No matter what kind of drop-out, degenerate, divorced, good-for-nothing member of society you are there’s a betting site just for you!

As sports betting continues to become legalized in states with budget deficits, where the only options left are defunding the public school system or making money through gambling taxes, there’s plenty of ways to donate your coronavirus stimulus checks to those who are significantly less needy.

Before choosing a betting site you’re going to have to think about what kind of punter you are.

If you’re a millennial male who lives and dies by the words of America’s greatest fraternity, Barstool Sports, then the Barstool Sportsbook will undoubtedly be where you waste most of your father’s Wall Street money.

The great thing about the Barstool Sportsbook is that there will be plenty of time for you and your Stoolie boys to jack each other off before your $3,000 parlays lose in the 3rd quarter of a Pistons vs Magic NBA match.

If you’re prone to taking gambling advice from your Dallas Cowboys-loving, 55-year-old uncle’s single best friend, then a classic US betting site like Irish-owned Fanduel is probably your best bet.

No, Fanduel is not just for fantasy sports, and after you fail to claim your $1,000 Risk-Free Bet you’ll have the option of sending various emails and live chats to friendly customer support staff who “understand your frustration” but “can’t refund lost bets because you added too many zeros” to your stake.

Or perhaps you come from the country where citizens lose an average of $1,000 a year on gambling i.e. you’re a worldly Australian redneck. Then you’ll probably prefer the true international sportsbook, Bet365.

In Australia, and around the world in countries that have tried and failed to keep foreign bookmakers from praying on their most vice-ridden citizens, Bet365 is widely regarded as one of the “best betting sites.”

With Bet365’s extensive live betting options you’ll be able to throw your savings directly into the pocket of Denise Coates as you bet on everything from the next corner in an under-17 Turkish women’s football match to which pale teenager will get the most gold in a Dota 2 match.

If you don’t fit any of these categories, i.e. you’re a real washout with no hope of doing anything productive in your life then you’ll likely choose a betting site that’s nobody’s favorite (except the websites that get paid to promote them) like Unibet.
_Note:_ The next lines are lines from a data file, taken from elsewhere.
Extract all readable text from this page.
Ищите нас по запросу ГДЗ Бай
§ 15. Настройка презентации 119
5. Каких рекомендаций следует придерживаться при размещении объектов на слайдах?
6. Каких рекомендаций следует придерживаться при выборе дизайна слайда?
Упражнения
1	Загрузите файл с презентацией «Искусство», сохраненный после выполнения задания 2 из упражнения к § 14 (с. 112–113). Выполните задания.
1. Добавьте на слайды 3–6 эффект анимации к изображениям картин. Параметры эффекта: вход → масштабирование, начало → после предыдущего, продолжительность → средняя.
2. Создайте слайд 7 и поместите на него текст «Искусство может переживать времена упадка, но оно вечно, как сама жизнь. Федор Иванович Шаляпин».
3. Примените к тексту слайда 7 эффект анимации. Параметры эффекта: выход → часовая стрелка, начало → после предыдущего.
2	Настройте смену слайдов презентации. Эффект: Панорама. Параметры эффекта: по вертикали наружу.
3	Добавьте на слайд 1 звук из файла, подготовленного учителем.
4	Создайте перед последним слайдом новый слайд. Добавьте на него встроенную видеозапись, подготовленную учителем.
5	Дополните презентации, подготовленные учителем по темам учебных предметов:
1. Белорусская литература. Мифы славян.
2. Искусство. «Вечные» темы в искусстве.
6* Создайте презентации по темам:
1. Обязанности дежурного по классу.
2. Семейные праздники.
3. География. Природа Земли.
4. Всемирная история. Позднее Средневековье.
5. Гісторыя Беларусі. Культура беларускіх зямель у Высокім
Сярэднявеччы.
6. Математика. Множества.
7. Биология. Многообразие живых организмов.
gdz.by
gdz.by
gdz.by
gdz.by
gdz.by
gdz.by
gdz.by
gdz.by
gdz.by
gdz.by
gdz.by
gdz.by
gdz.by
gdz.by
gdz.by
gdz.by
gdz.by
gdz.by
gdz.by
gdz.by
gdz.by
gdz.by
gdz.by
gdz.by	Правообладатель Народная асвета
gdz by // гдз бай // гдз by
This Swedish bookmaker prides itself on socialist principles like fair access to all, high taxes and never restricting players based on race, sexuality or levels of addiction.

That’s right, if you accidentally find yourself winning, don’t worry because Unibet will be sure to limit your bets until you become a losing player again in no time.

So there you have it, four of America’s best betting sites for nobodies who are sick of spending their money on Clash of Clans and just can’t wait to go back to living in their parents’ basements.